Et si notre microbiote pouvait expliquer en partie le Covid-19 ?
Le Covid-19 est une infection du système respiratoire, des muqueuses nasales jusqu’aux poumons et les symptômes sont localisés dans cette région, comme la toux et la détresse respiratoire. Pour autant, le système digestif et les intestins ne sont pas toujours épargnés. De fait, plusieurs malades souffrent de désordres gastro-intestinaux : diarrhées, vomissements…
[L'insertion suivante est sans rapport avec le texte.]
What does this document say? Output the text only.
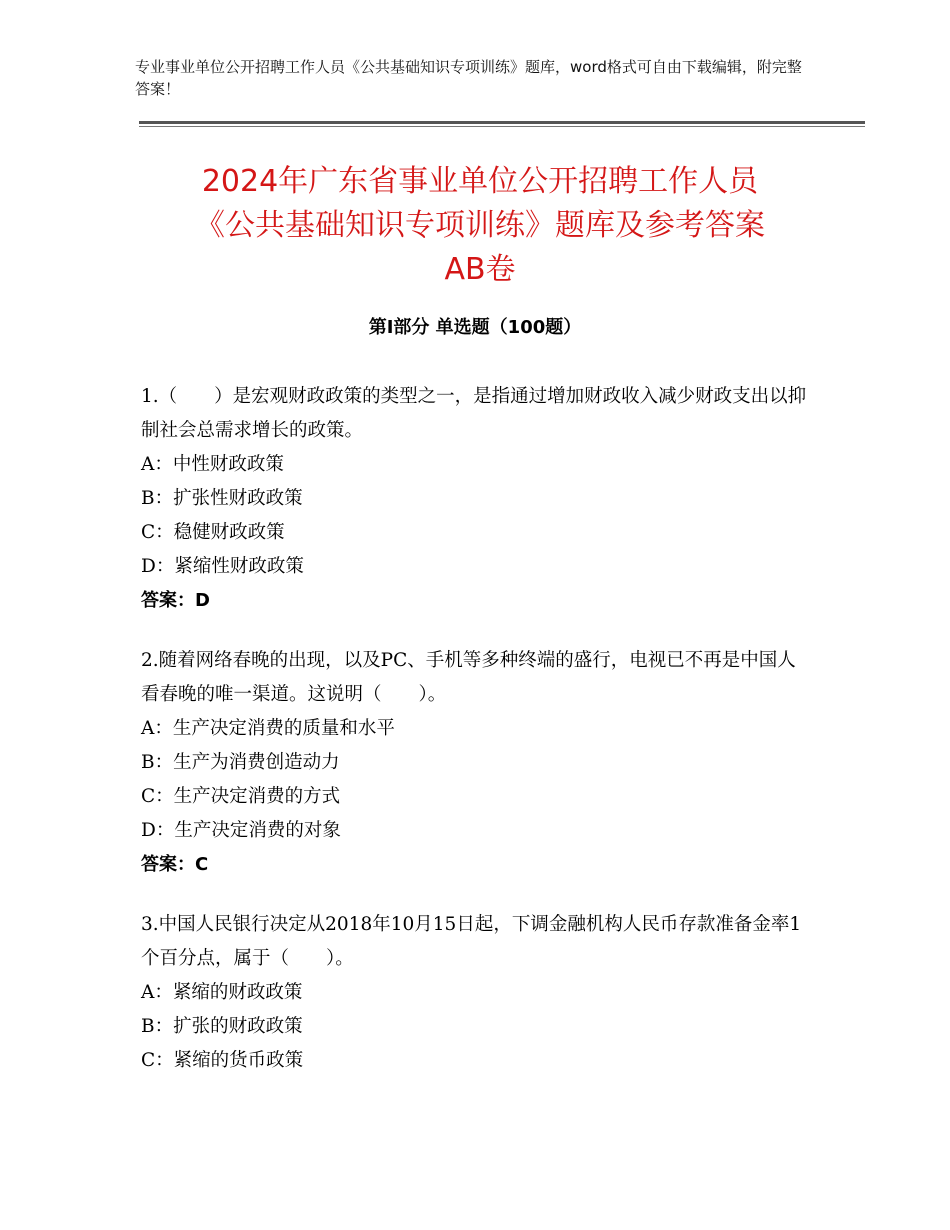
专业事业单位公开招聘工作人员《公共基础知识专项训练》题库，word格式可自由下载编辑，附完整答案！
2024年广东省事业单位公开招聘工作人员
《公共基础知识专项训练》题库及参考答案
AB卷
第Ⅰ部分 单选题（100题）

1.（　　）是宏观财政政策的类型之一，是指通过增加财政收入减少财政支出以抑制社会总需求增长的政策。

A：中性财政政策

B：扩张性财政政策

C：稳健财政政策

D：紧缩性财政政策

答案：D

2.随着网络春晚的出现，以及PC、手机等多种终端的盛行，电视已不再是中国人看春晚的唯一渠道。这说明（　　）。

A：生产决定消费的质量和水平

B：生产为消费创造动力

C：生产决定消费的方式

D：生产决定消费的对象

答案：C

3.中国人民银行决定从2018年10月15日起，下调金融机构人民币存款准备金率1个百分点，属于（　　）。

A：紧缩的财政政策

B：扩张的财政政策

C：紧缩的货币政策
Alors nos bactéries intestinales nous protègent-elles?
Une étude baptisée Covibiome vient de débuter à l’AP-HP.
Il y a peu, une bactérie nommée Prevotella, courante chez les humains, pourrait jouer un rôle dans l’infection du Covid-19. À ce jour, il ne s‘agirait encore que d’une théorie selon la communauté médicale. Néanmoins, beaucoup estime que le microbiote pourrait jouer un rôle dans l’infection, ou du moins dans la sévérité de certains cas.
« On sait aussi qu’il y a des symptômes digestifs chez 5 à 20 % des patients. Il semble que les patients qui ont des symptômes digestifs soient plus fréquemment exposés à une forme grave de la maladie. Et parmi les facteurs de risque de développer une forme grave du Covid-19, vous avez l‘obésité et le diabète, ce que l’on appelle le syndrome métabolique, et on sait que ces patients ont une altération de leur microbiote. »
Il a également été prouvé que la bonne santé ou non de notre microbiote peut influencer la gravité d’une grippe. « On sait que le microbiote intestinal peut moduler la sévérité de ce type d’infection et notamment si on a un microbiote intestinal appauvri. »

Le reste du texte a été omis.